In the early phases of development, updating a library to a more recent release is relatively unproblematic, because the necessary adaptations in the application code can be performed as part of the normal development activities. On the other hand, as soon as a project gets closer to the date of release to customers, and during the entire operational lifetime, all updates need to be carefully pondered, because they can impact the release schedule, require additional effort, cause system downtime, or introduce new defects.

How can patches specifically target mature codebases?

Mature software will have older code and will tend to use older library versions. The biggest issue is simply providing non-breaking patches for older library versions. The older a library the less its developers want to work on it, and the greater the chance that an upgrade will only be available with a major version upgrade.

What can the security community do? Encourage library developers to support old versions. Discourage breaking changes of any kind. Encourage application developers to give preference to libraries with a record of support for older versions.

Trustworthiness

There may exist a patch but it may not be well vetted. Every upgrade is a chance for something to go wrong. There may be new bugs and vulnerabilities.

Ways to ameliorate the problem:

• Encourage and help with automated tests
• Have a trusted third party certify updates
• Discourage library providers who lack the resources to make trustworthy upgrades

Lack of Auto-Upgrade

The reach of automated vulnerability scanning and patching is probably still pretty low, at a guess.

Vendored (copied and pasted) code is hard to scan or upgrade. Not all languages have high-quality scanning and upgrading. The CI/CD infrastructure for automated scanning and patching is relatively new. Package repositories like Maven lack facilities to force upgrades.

Follow-ups:

1. Study improvements to vendored code detection and upgrade
2. Identify needless gaps in tooling. For example, improve Dependabot availability in Gitea.
3. Collaborate with package repositories on forced upgrades (or discouragement of known-bad versions)

Vulnerability Fatigue

Developers may be skeptical of vulnerability reports. There is a never-ending stream of announcements, but the daily impact is low.
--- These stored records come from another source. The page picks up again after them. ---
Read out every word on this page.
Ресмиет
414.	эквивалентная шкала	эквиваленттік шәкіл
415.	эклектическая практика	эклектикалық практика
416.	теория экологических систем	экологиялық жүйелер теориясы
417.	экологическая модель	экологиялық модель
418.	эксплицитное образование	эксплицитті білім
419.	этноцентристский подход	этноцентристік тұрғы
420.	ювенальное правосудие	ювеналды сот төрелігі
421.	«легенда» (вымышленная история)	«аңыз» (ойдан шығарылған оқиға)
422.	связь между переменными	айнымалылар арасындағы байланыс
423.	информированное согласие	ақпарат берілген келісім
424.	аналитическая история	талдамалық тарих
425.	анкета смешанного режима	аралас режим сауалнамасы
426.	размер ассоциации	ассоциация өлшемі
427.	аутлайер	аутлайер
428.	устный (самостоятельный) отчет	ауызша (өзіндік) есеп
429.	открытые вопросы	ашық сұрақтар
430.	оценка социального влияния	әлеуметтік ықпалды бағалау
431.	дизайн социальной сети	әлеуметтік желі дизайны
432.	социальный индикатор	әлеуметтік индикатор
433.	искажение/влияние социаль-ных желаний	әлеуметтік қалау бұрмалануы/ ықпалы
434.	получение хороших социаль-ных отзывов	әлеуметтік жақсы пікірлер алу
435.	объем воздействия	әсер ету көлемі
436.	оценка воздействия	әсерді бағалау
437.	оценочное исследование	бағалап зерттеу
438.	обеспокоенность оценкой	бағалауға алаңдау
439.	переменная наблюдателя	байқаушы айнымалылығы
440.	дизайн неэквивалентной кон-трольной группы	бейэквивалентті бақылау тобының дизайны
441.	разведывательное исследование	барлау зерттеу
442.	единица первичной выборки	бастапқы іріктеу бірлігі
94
Vulnerabilities may be in libraries that aren't used in production. Vulnerable open source dependencies: counting those that matter found that "about 20% of the dependencies affected by a known vulnerability are not deployed, and therefore, they do not represent a danger to the analyzed library because they cannot be exploited in practice." Identifying whether a dependency is one of these can take a considerable amount of work.

To ameliorate this problem, security tooling can improve detection of which risks are not a factor in production.

Another source of fatigue is inflation. Developers get cynical about new vulnerability reports when they have ignored old ones without suffering harm.

To ameliorate this problem, there could be checks and limits on new reports. A report and patch should be accompanied by a score from the Common Vulnerability Scoring System Version 3.1 Calculator.